Act on Mortgage Credit Activities and Certain Other Consumer Credits

Read more about what the legislative proposal entails and how it relates to the second Consumer Credit Directive.

Explained – what is the Act on Business with Housing Credit and Certain Other Consumer Credit?

The term refers to a Swedish regulatory framework that sets parameters for how lenders and credit intermediaries conduct activities involving mortgage credit and selected consumer credit. It forms part of financial regulation aimed at strong consumer protection, responsible lending and stability in the credit market. Through the implementation of the second Consumer Credit Directive 2023/2225 (CCD2), amendments are primarily made to the Consumer Credit Act and to the Act on Mortgage Credit Activities and Certain Other Consumer Credits (LVBK) which, according to the inquiry A New Consumer Credit Directive (SOU 2024:69), is proposed to replace the current title. The Swedish Financial Supervisory Authority (Finansinspektionen) is the intended supervisory authority with licensing and sanctioning tools.

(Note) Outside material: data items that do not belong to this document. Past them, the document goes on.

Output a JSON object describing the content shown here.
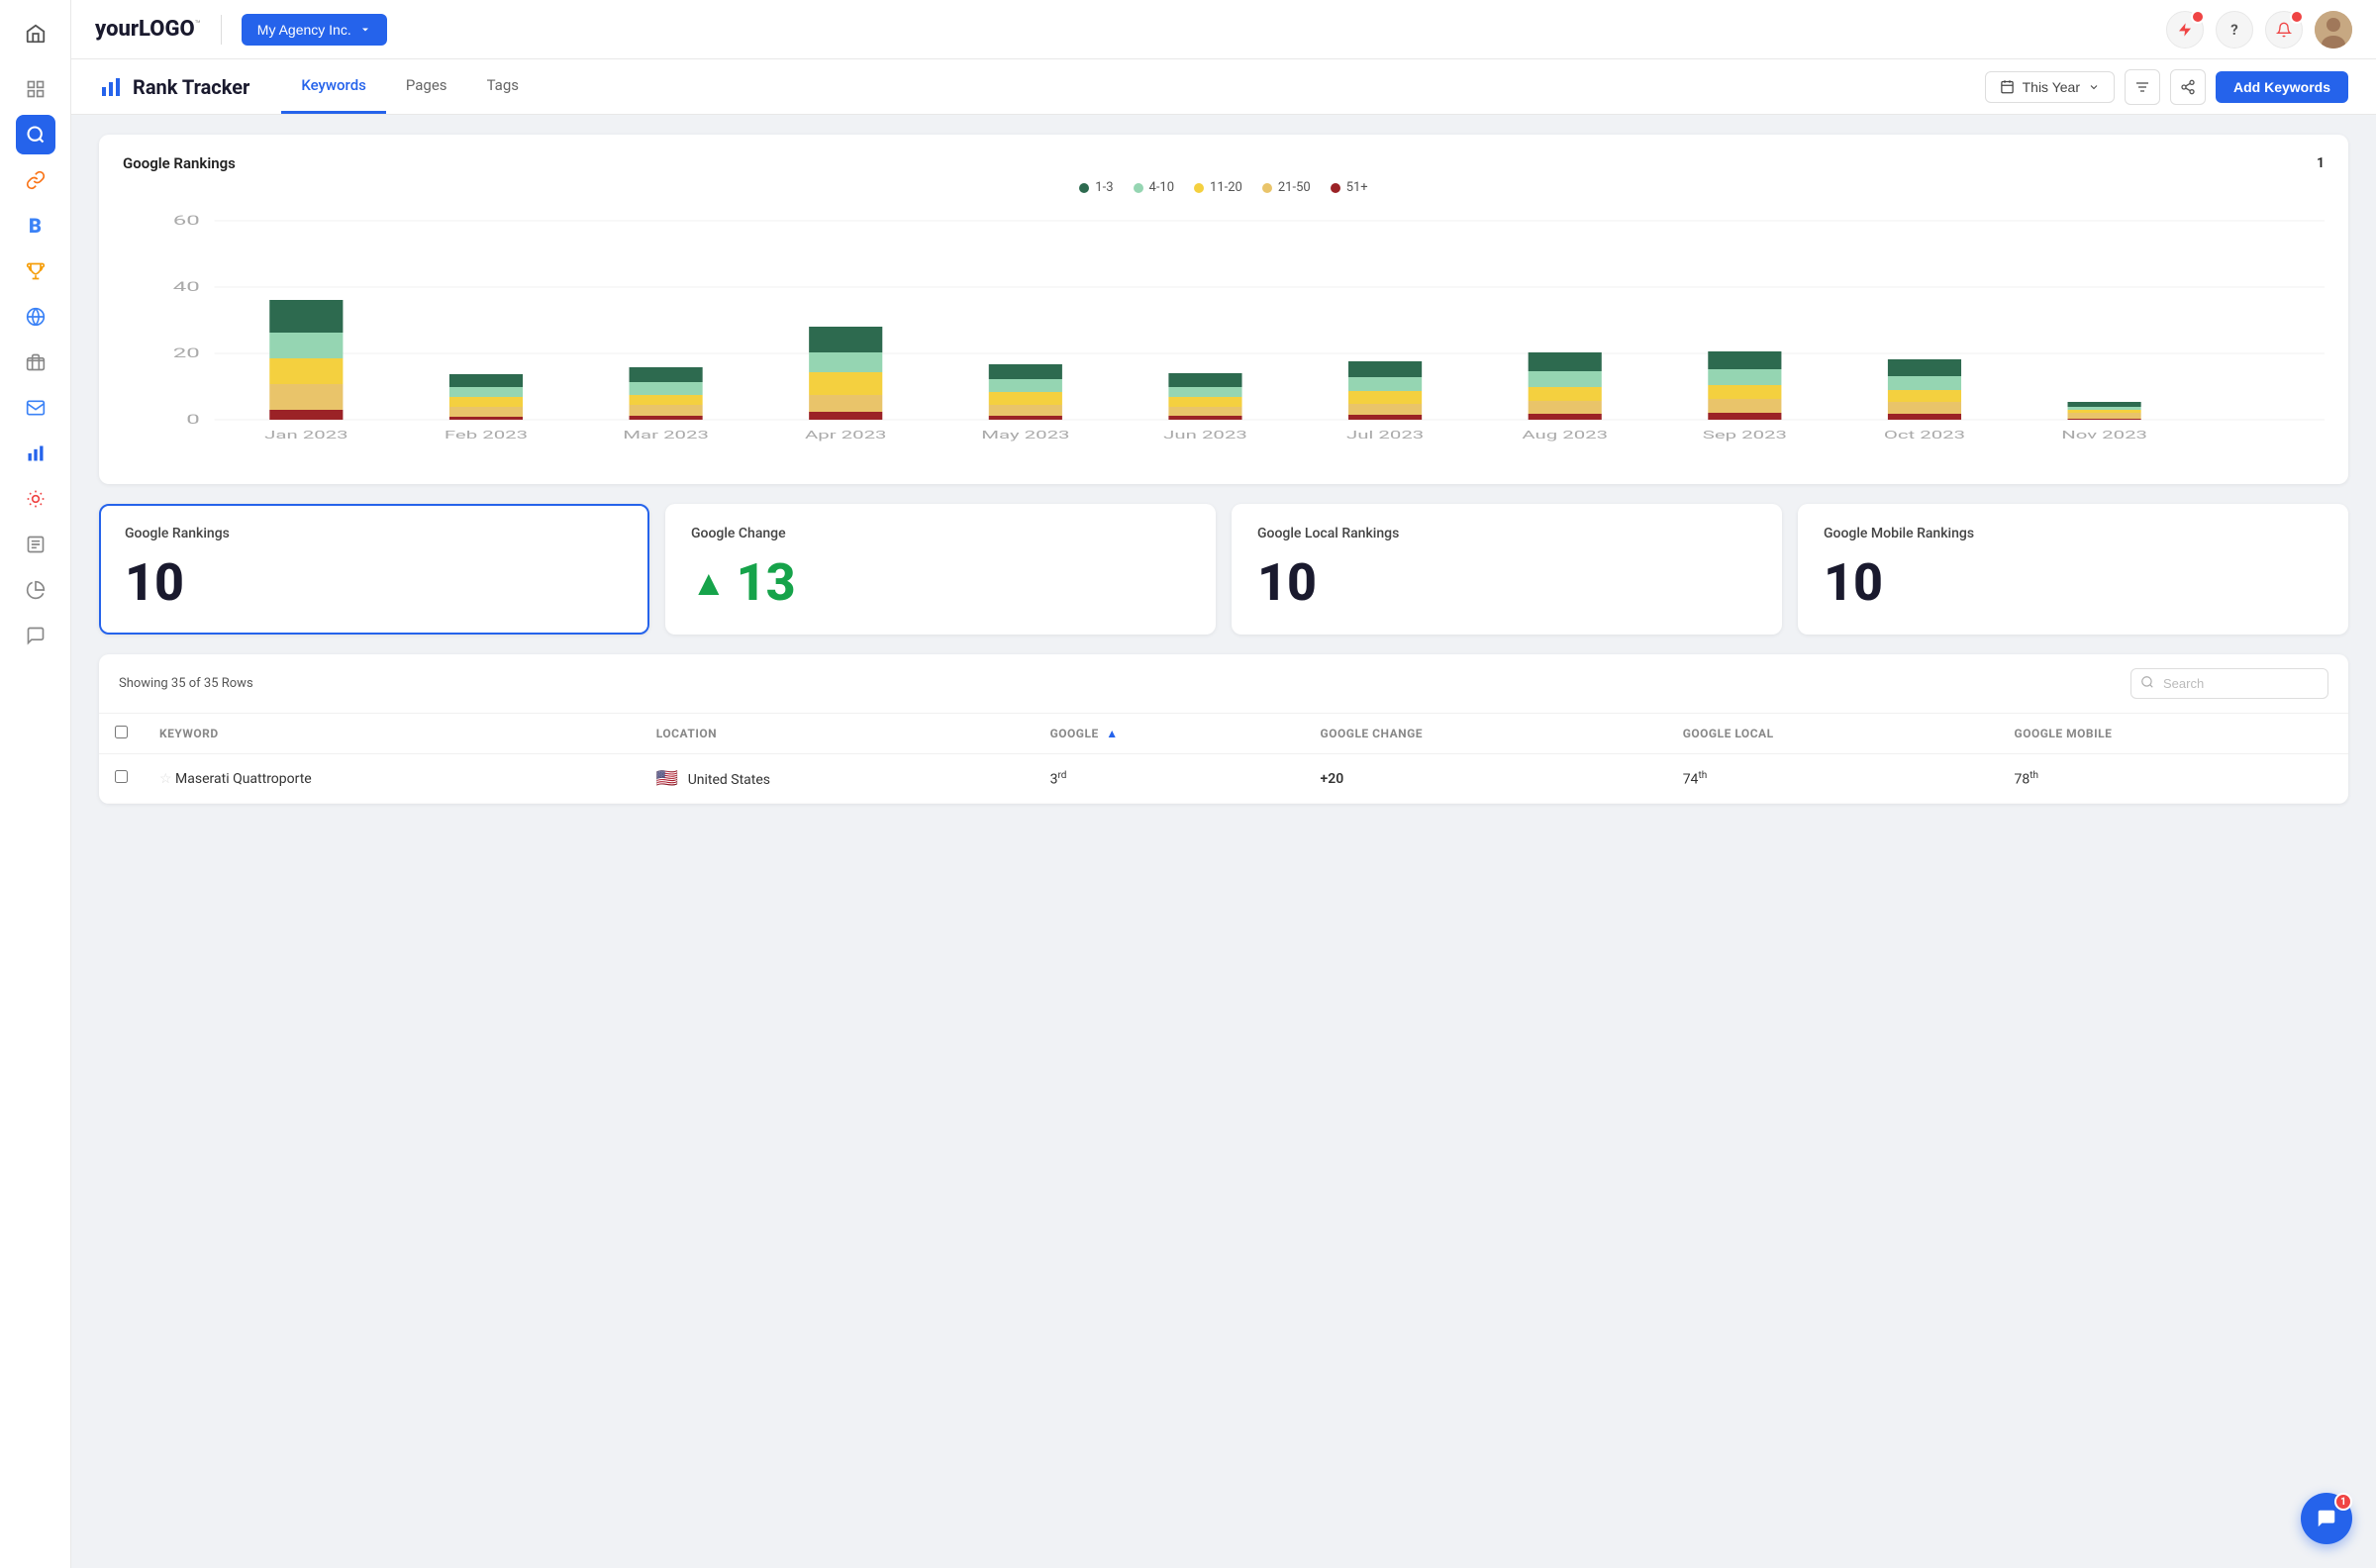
{
  "app": {
    "logo_plain": "your",
    "logo_bold": "LOGO",
    "logo_tm": "™",
    "agency_name": "My Agency Inc.",
    "page_title": "Rank Tracker"
  },
  "header_icons": {
    "bolt_label": "bolt",
    "help_label": "?",
    "bell_label": "bell"
  },
  "tabs": [
    {
      "id": "keywords",
      "label": "Keywords",
      "active": true
    },
    {
      "id": "pages",
      "label": "Pages",
      "active": false
    },
    {
      "id": "tags",
      "label": "Tags",
      "active": false
    }
  ],
  "toolbar": {
    "date_range": "This Year",
    "add_keywords": "Add Keywords"
  },
  "chart": {
    "title": "Google Rankings",
    "badge": "1",
    "legend": [
      {
        "id": "1-3",
        "label": "1-3",
        "color": "#2d6a4f"
      },
      {
        "id": "4-10",
        "label": "4-10",
        "color": "#95d5b2"
      },
      {
        "id": "11-20",
        "label": "11-20",
        "color": "#f4d03f"
      },
      {
        "id": "21-50",
        "label": "21-50",
        "color": "#e9c46a"
      },
      {
        "id": "51+",
        "label": "51+",
        "color": "#9b2226"
      }
    ],
    "y_labels": [
      "0",
      "20",
      "40",
      "60"
    ],
    "bars": [
      {
        "month": "Jan 2023",
        "segments": [
          8,
          8,
          8,
          8,
          5
        ]
      },
      {
        "month": "Feb 2023",
        "segments": [
          4,
          3,
          3,
          2,
          1
        ]
      },
      {
        "month": "Mar 2023",
        "segments": [
          4,
          4,
          3,
          3,
          2
        ]
      },
      {
        "month": "Apr 2023",
        "segments": [
          7,
          7,
          7,
          5,
          4
        ]
      },
      {
        "month": "May 2023",
        "segments": [
          4,
          4,
          4,
          4,
          4
        ]
      },
      {
        "month": "Jun 2023",
        "segments": [
          4,
          4,
          4,
          3,
          2
        ]
      },
      {
        "month": "Jul 2023",
        "segments": [
          5,
          5,
          4,
          4,
          3
        ]
      },
      {
        "month": "Aug 2023",
        "segments": [
          6,
          5,
          5,
          4,
          3
        ]
      },
      {
        "month": "Sep 2023",
        "segments": [
          6,
          5,
          5,
          5,
          3
        ]
      },
      {
        "month": "Oct 2023",
        "segments": [
          5,
          5,
          4,
          4,
          3
        ]
      },
      {
        "month": "Nov 2023",
        "segments": [
          2,
          2,
          1,
          1,
          1
        ]
      }
    ]
  },
  "stat_cards": [
    {
      "id": "google-rankings",
      "label": "Google Rankings",
      "value": "10",
      "type": "plain",
      "active": true
    },
    {
      "id": "google-change",
      "label": "Google Change",
      "value": "13",
      "type": "positive",
      "active": false
    },
    {
      "id": "google-local",
      "label": "Google Local Rankings",
      "value": "10",
      "type": "plain",
      "active": false
    },
    {
      "id": "google-mobile",
      "label": "Google Mobile Rankings",
      "value": "10",
      "type": "plain",
      "active": false
    }
  ],
  "table": {
    "rows_info": "Showing 35 of 35 Rows",
    "search_placeholder": "Search",
    "columns": [
      "KEYWORD",
      "LOCATION",
      "GOOGLE",
      "GOOGLE CHANGE",
      "GOOGLE LOCAL",
      "GOOGLE MOBILE"
    ],
    "rows": [
      {
        "keyword": "Maserati Quattroporte",
        "location": "United States",
        "google": "3rd",
        "google_change": "+20",
        "google_local": "74th",
        "google_mobile": "78th"
      }
    ]
  },
  "chat": {
    "badge": "1"
  },
  "sidebar_icons": [
    {
      "id": "home",
      "icon": "⌂",
      "active": false
    },
    {
      "id": "grid",
      "icon": "⊞",
      "active": false
    },
    {
      "id": "search",
      "icon": "🔍",
      "active": true
    },
    {
      "id": "anchor",
      "icon": "⚓",
      "active": false
    },
    {
      "id": "b-icon",
      "icon": "ℬ",
      "active": false
    },
    {
      "id": "trophy",
      "icon": "🏆",
      "active": false
    },
    {
      "id": "globe",
      "icon": "🌐",
      "active": false
    },
    {
      "id": "box",
      "icon": "📦",
      "active": false
    },
    {
      "id": "envelope",
      "icon": "M",
      "active": false
    },
    {
      "id": "chart-bar",
      "icon": "📊",
      "active": false
    },
    {
      "id": "fish",
      "icon": "🐟",
      "active": false
    },
    {
      "id": "newspaper",
      "icon": "📰",
      "active": false
    },
    {
      "id": "pie-chart",
      "icon": "◑",
      "active": false
    },
    {
      "id": "chat-bubble",
      "icon": "💬",
      "active": false
    }
  ]
}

When does the updated mortgage credit legislation become relevant?

The issue arises when firms intend to issue or intermediate mortgage credit. This includes when consumer credit is offered digitally or via partnerships. It also arises in restructurings, new distribution channels and the launch of new credit products. As the Act on Certain Consumer Credit Activities is wound down through separate legislation, market participants need to re-map applicable rules to the updated Act on Mortgage Credit Activities and Certain Other Consumer Credits.

Compliance officer reviewing business and housing credit data on a computer, with checklist and payment card growth icons, illustrating consumer credit law and regulatory compliance.

Points to consider under the Act on Mortgage Credit Activities and Certain Other Consumer Credits

To comply with the framework, firms need to work holistically across governance, risk and compliance. Below are concrete areas that should be in place for implementation and business-as-usual.

  • Secure the necessary licence from the Swedish Financial Supervisory Authority, including fit-and-proper assessments and governance requirements.
  • Build a creditworthiness assessment process that uses verified data, plausibility checks and traceability.
  • Keep pre-contractual information, contractual terms, post-contract information and information on the right of withdrawal up to date.
  • Establish controls and monitoring: compliance oversight, risk reporting, internal audit and incident reporting.
  • Train sales, customer service and credit functions on the new statutory requirements.
  • Review marketing and digital interfaces to ensure they meet LVBK requirements.
  • Introduce a complaints-handling process that includes customer feedback and continuous improvement.

Clear processes and controls improve customer outcomes and enable sustainable lending over time.

Frequently asked questions about the Act on Mortgage Credit Activities and Certain Other Consumer Credits

The renaming reflects that the framework is broadened to cover not only mortgage credit but also certain other consumer credit. CCD2 is implemented in Sweden mainly through amendments to the Consumer Credit Act and the updated Act (2016:1024) on Mortgage Credit Activities and Certain Other Consumer Credits, creating a coherent structure.

The Financial Supervisory Authority remains the supervisory authority, handling licensing, fitness assessments and sanctions. Firms should ensure that fit-and-proper reviews, reporting and internal control meet the updated requirements in the relevant statutes. Some firms that previously did not require a licence will need one under the updated Act (2016:1024) on Mortgage Credit Activities and Certain Other Consumer Credits, for example regarding BNPL products.

An effective model requires responsibility and control across several lines. Common building blocks often include:

  • Compliance to interpret requirements, advise and monitor.
  • Risk management for identification, measurement and reporting.
  • Internal audit to assess effectiveness and adherence.
  • First line of defence with documented business procedures.
  • HR and training to ensure competence and continuity.

The difference mainly concerns purpose, security and risk profile. Mortgage credit is typically secured against residential property with longer maturities, while other consumer credit is often shorter-term, sometimes unsecured, and subject to tailored disclosure and pricing requirements. Separate processes are therefore needed for assessment, pricing and monitoring.

Firms need to review how costs and terms are presented in the flow and embed plausibility checks into the creditworthiness assessment.

The inquiry proposes an entry into force on 20 November 2026. This is set out in SOU 2024:69, where the retitled and expanded Act on Mortgage Credit Activities and Certain Other Consumer Credits is proposed to commence on that date, with certain transitional provisions.